Jetzt wird dieses Teil zur Wandbar, dem schönsten Möbel, das sie hier in Alsweiler herstellen. In seinen zwei Fenstern könnten bald schon Flugshowpokale stehen, Flugzeugmodelle oder Luftfahrtbildbände. Denn die meisten Kunden, die hier die großen Möbel bestellen, sind Luftfahrtenthusiasten. Wie Julian und Marius. Ich zähle ja eher zu denjenigen, die zwar fliegen, aber daran nicht so richtig glauben, dass ein Flugzeug wirklich fliegen kann. Wenn wir drinsitzen, glauben wir das nicht, und wenn wir eines am Himmel weiße Streifen malen sehen, auch nicht. Und wenn mal eines abstürzt, nicken wir Ungläubigen innerlich heimlich.

Von verunglückten Maschinen werde ich hier nichts finden. „Das schließen wir aus“, sagt Julian. Mir leuchtet das ein. Denn wer das Fliegen auch auf dem Boden feiern möchte, mit einem Flugzeugmöbel im Wohnzimmer, der möchte nicht daran erinnert werden, dass man beim Fliegen auch sterben kann. Ob mit der Focke-Wulf jemals ein Kollateralschaden angerichtet wurde, lässt sich indes nicht mehr überprüfen. Spätestens seit sie in Teilen in Alsweiler ist und Stück für Stück zu Möbeln wird, ist sie ohnehin zivilisiert.

An ihrem Rumpf steht Marius. Er hat ein riesenhaftes Strandbuggygestell mit dicken Reifen gebaut und unter die blank polierte Karosserie geschweißt. Der Strandbuggy ist ein kleines lustiges fahrbares Geschoss, um auf Messen auf ihren Stand aufmerksam zu machen. In dieses Cockpit traue ich mich. Alle Knöpfe und Hebel sind ausgebaut, ein Autolenkrad installiert und das Dach entfernt. Ich steige ein. Damit ich im entkernten Cockpit stehen kann, hat Marius ein Holzbrett unter meine Füße gelegt. Schaue ich an dem vorbei nach unten, sehe ich das Pflaster der Feldstraße. Das Holzbrett wackelt. Für einen Moment glaube ich abzuheben. Ein Aufprall – ich halte mich am Rahmen des Cockpitfensters fest, ich stehe gerade und mein Blick geht wieder gen Horizont. Das Holzbrett, auf dem ich stehe, gleicht einer Wippe. Es wackelt also noch im Cockpit. Ansonsten steht der Focke-Wulf-Wagen sicher. Er wird auch nie mehr abheben. Seine Flügel stehen abgetrennt an der Werkshallenwand.
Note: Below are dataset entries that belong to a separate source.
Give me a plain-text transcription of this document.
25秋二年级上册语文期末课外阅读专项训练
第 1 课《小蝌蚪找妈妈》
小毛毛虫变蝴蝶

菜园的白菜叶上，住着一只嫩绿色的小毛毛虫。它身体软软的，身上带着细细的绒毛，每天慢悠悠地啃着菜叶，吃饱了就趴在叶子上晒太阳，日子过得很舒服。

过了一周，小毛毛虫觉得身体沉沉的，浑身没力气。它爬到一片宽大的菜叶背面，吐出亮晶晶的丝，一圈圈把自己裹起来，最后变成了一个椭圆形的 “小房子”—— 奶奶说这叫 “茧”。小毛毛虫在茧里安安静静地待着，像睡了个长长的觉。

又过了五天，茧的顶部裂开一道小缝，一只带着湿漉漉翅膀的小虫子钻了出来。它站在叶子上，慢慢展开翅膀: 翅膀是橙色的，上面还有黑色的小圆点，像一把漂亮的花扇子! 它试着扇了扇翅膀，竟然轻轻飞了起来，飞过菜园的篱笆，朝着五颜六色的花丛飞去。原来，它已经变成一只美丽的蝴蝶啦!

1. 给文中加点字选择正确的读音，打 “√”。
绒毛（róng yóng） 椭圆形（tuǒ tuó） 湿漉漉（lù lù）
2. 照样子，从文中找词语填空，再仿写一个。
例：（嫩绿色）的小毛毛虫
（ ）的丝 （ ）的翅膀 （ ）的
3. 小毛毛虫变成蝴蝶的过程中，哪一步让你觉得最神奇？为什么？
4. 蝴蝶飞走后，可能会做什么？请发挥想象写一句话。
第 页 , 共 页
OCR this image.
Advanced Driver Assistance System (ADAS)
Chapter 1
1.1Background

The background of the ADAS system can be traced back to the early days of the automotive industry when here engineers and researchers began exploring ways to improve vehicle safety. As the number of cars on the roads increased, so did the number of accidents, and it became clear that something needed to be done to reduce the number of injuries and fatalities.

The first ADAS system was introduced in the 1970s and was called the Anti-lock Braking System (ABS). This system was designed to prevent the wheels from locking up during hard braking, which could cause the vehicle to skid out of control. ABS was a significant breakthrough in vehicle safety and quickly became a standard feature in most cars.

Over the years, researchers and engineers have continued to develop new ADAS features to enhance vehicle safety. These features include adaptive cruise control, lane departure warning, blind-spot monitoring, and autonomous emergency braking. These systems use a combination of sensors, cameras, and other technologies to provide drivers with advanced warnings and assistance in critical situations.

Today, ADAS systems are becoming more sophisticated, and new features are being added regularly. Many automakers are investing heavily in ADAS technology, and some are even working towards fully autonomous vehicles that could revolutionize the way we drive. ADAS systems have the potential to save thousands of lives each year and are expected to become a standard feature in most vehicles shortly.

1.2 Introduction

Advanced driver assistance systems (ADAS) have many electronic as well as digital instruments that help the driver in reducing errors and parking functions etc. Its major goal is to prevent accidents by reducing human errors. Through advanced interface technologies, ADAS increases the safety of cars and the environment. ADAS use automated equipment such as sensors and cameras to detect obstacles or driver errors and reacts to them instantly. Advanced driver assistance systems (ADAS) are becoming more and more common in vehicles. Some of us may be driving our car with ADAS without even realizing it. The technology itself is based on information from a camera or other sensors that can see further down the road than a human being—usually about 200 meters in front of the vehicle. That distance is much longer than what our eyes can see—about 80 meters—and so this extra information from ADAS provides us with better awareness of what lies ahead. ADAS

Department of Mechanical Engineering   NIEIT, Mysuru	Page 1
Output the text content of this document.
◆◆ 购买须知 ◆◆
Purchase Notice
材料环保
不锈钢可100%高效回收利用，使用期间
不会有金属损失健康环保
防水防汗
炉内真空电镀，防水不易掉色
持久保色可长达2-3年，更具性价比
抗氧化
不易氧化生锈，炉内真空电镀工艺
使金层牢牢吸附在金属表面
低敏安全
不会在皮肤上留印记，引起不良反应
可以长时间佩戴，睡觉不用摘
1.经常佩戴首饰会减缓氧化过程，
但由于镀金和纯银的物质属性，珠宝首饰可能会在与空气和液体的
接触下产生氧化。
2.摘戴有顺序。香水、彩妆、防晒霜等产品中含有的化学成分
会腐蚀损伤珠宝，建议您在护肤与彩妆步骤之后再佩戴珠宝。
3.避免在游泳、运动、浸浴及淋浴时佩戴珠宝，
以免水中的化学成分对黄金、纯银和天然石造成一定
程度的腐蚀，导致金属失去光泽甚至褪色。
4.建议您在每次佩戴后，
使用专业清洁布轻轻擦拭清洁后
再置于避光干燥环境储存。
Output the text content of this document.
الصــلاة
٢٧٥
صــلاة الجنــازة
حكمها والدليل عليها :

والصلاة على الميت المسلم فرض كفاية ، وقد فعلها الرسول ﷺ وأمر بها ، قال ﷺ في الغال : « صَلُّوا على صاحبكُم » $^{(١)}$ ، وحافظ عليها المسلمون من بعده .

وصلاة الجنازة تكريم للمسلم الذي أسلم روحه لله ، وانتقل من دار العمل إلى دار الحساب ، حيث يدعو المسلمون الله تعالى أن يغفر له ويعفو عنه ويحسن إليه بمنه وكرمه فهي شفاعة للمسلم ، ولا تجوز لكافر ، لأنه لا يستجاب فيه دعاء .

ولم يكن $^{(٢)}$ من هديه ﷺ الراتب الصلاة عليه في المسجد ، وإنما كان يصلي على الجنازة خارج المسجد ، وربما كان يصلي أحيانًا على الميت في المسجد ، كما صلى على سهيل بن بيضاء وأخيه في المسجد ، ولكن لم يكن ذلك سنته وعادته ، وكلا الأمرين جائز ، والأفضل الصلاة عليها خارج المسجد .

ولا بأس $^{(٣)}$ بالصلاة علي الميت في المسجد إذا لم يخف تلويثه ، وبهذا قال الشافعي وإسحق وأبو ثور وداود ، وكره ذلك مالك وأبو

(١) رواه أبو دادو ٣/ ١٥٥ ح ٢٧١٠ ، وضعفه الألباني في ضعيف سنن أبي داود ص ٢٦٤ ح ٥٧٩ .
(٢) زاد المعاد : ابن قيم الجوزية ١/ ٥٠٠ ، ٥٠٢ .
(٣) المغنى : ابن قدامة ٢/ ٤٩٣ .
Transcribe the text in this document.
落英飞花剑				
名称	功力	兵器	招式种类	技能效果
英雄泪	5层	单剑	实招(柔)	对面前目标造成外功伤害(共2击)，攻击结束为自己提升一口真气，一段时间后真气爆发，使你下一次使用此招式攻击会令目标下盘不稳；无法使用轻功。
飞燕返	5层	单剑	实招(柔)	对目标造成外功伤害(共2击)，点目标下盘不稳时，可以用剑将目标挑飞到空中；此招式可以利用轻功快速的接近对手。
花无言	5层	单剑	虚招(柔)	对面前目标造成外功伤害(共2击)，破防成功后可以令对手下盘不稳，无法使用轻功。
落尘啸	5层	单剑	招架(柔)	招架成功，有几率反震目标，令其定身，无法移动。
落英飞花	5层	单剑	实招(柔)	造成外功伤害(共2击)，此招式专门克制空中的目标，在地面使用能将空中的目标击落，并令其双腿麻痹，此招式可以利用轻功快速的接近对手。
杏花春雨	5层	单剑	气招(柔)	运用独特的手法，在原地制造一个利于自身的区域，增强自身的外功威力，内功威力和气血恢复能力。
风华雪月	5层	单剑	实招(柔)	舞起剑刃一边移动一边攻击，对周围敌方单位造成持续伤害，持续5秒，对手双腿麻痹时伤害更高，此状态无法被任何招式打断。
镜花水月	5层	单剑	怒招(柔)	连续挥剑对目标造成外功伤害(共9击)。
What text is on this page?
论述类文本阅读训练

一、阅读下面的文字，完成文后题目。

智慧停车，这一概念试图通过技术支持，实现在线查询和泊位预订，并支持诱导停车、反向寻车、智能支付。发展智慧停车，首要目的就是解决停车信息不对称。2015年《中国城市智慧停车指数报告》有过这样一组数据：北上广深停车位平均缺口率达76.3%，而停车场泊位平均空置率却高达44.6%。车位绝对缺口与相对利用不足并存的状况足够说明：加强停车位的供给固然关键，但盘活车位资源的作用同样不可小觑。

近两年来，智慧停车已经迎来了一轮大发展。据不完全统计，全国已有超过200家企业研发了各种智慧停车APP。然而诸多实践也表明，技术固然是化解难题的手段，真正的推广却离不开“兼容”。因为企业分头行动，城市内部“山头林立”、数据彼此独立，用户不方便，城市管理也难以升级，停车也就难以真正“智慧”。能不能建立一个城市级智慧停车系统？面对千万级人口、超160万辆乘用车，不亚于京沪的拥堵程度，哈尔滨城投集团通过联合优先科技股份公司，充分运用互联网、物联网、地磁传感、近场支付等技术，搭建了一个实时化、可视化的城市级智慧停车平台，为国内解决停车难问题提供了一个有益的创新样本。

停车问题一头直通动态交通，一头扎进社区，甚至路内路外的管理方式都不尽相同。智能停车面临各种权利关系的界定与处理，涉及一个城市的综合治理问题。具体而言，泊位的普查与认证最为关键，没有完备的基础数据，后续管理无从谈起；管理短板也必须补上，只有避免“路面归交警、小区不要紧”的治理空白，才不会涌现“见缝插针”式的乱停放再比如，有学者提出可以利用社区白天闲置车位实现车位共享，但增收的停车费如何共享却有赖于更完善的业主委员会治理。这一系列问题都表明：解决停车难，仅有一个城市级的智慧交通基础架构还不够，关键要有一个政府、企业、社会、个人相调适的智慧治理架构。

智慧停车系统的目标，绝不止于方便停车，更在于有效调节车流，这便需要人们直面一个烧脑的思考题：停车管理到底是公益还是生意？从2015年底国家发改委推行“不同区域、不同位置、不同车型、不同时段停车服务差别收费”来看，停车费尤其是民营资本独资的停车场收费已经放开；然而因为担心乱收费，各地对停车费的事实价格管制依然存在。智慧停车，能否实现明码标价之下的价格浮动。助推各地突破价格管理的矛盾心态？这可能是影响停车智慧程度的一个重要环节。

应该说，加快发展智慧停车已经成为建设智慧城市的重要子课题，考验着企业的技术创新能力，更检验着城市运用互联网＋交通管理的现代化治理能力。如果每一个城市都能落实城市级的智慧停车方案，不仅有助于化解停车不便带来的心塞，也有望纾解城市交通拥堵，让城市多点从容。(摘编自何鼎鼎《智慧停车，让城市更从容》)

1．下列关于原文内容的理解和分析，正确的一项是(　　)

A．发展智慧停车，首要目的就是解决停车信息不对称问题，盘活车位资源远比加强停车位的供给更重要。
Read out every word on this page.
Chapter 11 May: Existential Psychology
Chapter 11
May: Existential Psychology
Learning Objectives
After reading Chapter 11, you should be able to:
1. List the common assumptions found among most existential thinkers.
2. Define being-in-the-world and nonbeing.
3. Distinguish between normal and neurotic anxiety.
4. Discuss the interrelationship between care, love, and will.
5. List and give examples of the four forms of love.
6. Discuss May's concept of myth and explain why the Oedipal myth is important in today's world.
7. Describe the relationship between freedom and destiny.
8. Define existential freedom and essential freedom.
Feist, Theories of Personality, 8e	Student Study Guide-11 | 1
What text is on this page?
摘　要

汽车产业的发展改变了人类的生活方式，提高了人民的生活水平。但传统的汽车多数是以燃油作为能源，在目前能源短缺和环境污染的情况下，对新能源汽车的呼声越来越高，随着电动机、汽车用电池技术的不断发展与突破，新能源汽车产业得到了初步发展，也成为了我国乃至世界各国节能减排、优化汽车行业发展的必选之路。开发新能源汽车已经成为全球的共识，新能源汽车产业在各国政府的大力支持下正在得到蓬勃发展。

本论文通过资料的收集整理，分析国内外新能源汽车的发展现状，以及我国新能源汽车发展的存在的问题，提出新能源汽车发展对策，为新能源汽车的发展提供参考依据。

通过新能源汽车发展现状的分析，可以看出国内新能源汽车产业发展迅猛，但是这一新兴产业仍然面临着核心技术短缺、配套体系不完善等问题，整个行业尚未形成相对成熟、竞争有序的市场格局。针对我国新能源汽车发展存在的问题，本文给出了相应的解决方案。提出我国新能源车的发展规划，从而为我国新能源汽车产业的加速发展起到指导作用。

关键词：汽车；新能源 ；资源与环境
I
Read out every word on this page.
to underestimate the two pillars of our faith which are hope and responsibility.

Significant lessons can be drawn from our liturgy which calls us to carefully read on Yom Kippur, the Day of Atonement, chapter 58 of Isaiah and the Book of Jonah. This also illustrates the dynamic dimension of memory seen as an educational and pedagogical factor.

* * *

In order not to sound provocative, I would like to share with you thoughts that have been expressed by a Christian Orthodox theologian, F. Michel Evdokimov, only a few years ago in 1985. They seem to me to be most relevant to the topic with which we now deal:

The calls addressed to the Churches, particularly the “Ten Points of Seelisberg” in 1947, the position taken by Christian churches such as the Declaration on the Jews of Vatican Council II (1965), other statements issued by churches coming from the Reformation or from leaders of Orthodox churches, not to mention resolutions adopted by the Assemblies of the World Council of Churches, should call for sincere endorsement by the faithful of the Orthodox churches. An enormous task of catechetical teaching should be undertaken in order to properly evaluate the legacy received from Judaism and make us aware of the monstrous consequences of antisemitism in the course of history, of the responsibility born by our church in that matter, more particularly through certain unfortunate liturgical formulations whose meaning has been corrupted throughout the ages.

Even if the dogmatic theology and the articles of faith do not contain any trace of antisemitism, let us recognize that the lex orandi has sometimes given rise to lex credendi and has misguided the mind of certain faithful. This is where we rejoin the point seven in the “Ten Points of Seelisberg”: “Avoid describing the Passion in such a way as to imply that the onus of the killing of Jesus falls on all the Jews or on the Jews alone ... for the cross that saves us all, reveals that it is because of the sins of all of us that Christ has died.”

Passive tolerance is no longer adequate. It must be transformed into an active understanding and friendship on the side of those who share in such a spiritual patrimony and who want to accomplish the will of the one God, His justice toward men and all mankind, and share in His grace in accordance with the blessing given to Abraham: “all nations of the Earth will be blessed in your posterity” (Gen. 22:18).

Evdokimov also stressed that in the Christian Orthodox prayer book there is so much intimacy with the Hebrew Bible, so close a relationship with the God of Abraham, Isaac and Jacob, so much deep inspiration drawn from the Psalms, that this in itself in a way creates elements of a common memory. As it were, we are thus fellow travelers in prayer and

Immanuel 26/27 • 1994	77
Ein Flugzeug im Wohnzimmer als Tisch, Lampe oder Regal ist nur die zweitbeste Version.

Julian, Marius und ich widmen uns nach meinem gefühligen Ausflug als vermeintlicher Bruchpilot der Tat. Polieren und Messen. Ein dreifenstriges Rumpfteil einer Boeing 737 liegt auf der Werkbank. Es ist blank poliert, „aber da geht noch viel mehr“, sagt Marius. Ich gebe mir große Mühe und beginne mit einem Poliertuch das Metall zu schrubben. Weil aber meine Finger dem Drang Folge leisten, die Nietenreihen rauf und runter abzufahren, wird Marius noch viel Arbeit mit der Aluminiumhaut haben. Mein Fingerfett hinterlässt sichtbare Spuren, denen die abertausend Mikrofasern des Tuches nicht beikommen. Normalerweise nimmt Marius die Scheiben aus den Rumpfteilen. Bei dieser Boeing hat sie mal jemand festgeklebt. Macht auch im Nachhinein noch einen sehr sicheren Eindruck. Also können diese drei Fenster keine Wandbar werden. Werden sie eben eine sehr große Wandleuchte, die im Wohnzimmer eines Fernwehkenners einen sehr nah vorbeifliegenden Jumbo simuliert. Ich finde, ein Flugzeug im Wohnzimmer als Tisch, Lampe oder Regal ist nur die zweitbeste Version. „Das beste Flugzeug ist das, das fliegt.“ Sagen auch Julian und Marius.

Anmerkung an die Redakteure: Für das nächste Testimonial würde ich übrigens gerne eine Flugreise machen und mindestens eine Seite mehr vollschreiben.